Kamis, 4 Desember 2025 – 17:22 WIB
Jakarta, VIVA – Ketua DPD RI, Sultan Baktiar Najamudin, meminta pemerintah supaya fokus pada kecepatan penanganan korban bencana banjir dan tanah longsor di Sumatera Utara, Sumatera Barat, dan Aceh.
Sudah 10 hari, sejak 25 November 2025, air bah dari DAS Batang Toru menerjang pemukiman di Sibolga, Tapanuli, Sumut. Kemudian ada juga banjir lumpur di Pasaman, Agam, Solok, Sumbar, dan banyak kabupaten di Aceh. Tapi, sampai hari ini, penanganannya masih belum optimal.
“Setiap korban jiwa bukan cuma angka statistik. Ini adalah darurat kemanusiaan, dan negara harus hadir sepenuhnya. Karena skala bencana ini sudah melebihi kemampuan kapasitas provinsi,” ujar Sultan dalam keterangannya, Kamis 4 Desember 2025.

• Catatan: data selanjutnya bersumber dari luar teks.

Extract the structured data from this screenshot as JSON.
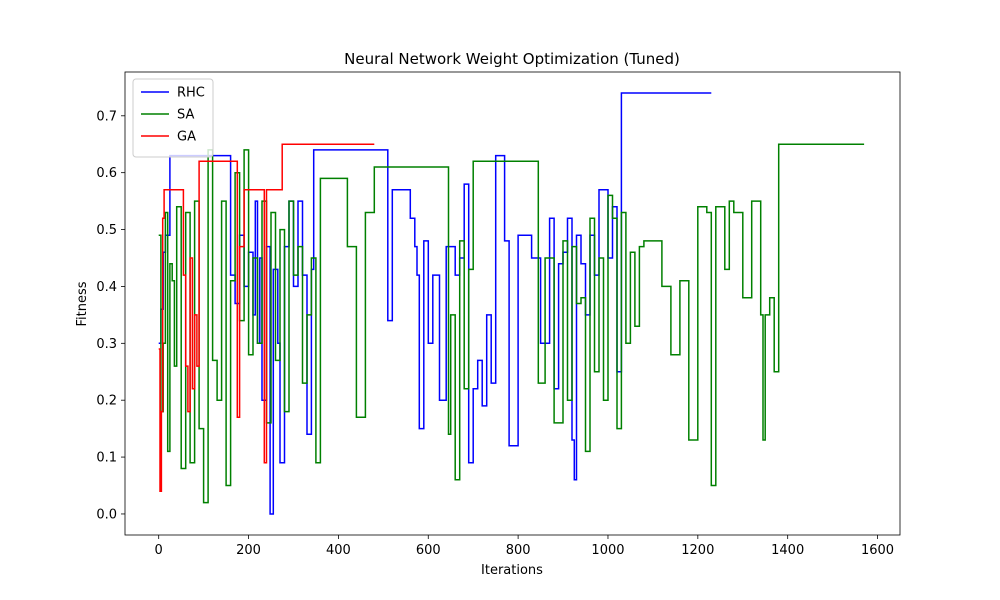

Sebagai darurat kemanusiaan, Sultan bilang yang dibutuhkan sekarang adalah kecepatan. Kecepatan evakuasi, membuka akses, distribusi logistik, penanganan kesehatan, penampungan pengungsi, hingga pembangunan kembali, supaya masyarakat bisa beraktivitas normal.
Sultan merujuk data BNPB pagi ini, Kamis, 4 Desember 2025. Tercatat 780 korban meninggal dan 564 orang hilang. Lalu, ada ratusan ribu pengungsi yang kondisinya memprihatinkan. Menurut dia, skala dampak ini menunjukkan bahwa penanganan pemerintah harus dilakukan dengan kekuatan nasional tanpa menunggu perdebatan tentang status bencana.
“Utamakan penanganan para korban bencana. Negara harus hadir dengan penuh empati. Menjaga nyawa manusia adalah prioritas utama. Menolong yang hidup, menemukan yang hilang, dan mencegah korban tambahan setelah proses evakuasi,” jelas Sultan.
Lebih lanjut, Sultan yang mantan Wagub Bengkulu ini menegaskan bahwa bencana banjir dan longsor di tiga provinsi ini adalah krisis ekologis, bukan cuma bencana alam biasa. Karena itu, Sultan mendesak pemerintah untuk segera melakukan audit total dan evaluasi tata kelola lingkungan.
Ia tidak menampik bahwa ada curah hujan ekstrem akibat Siklon Tropis Senyar di bagian utara Pulau Sumatera. Tapi, jika ekosistem dan ekologi di hulu DAS Batang Toru tidak rusak, kejadiannya tidak akan seperti ini. Aktivitas ekstraktif, pembukaan lahan, dan pelanggaran tata ruang itulah faktor yang membuat wilayah hilir tidak mampu menahan volume air yang besar.
Audit total yang dimaksud DPD RI, kata Sultan, meliputi audit lingkungan, audit pertambangan, dan audit tata ruang secara menyeluruh. Ia menegaskan bahwa semua hasil audit harus dibuka ke publik sebagai bentuk akuntabilitas dan pemenuhan hak masyarakat untuk mendapat informasi.
Halaman Selanjutnya
Penerima Bintang Republik Indonesia Utama ini menjelaskan bahwa bencana ini juga tidak terlepas dari aktivitas sosial ekonomi yang tidak seimbang, yang disebut Presiden Prabowo Subianto sebagai "serakahnomics".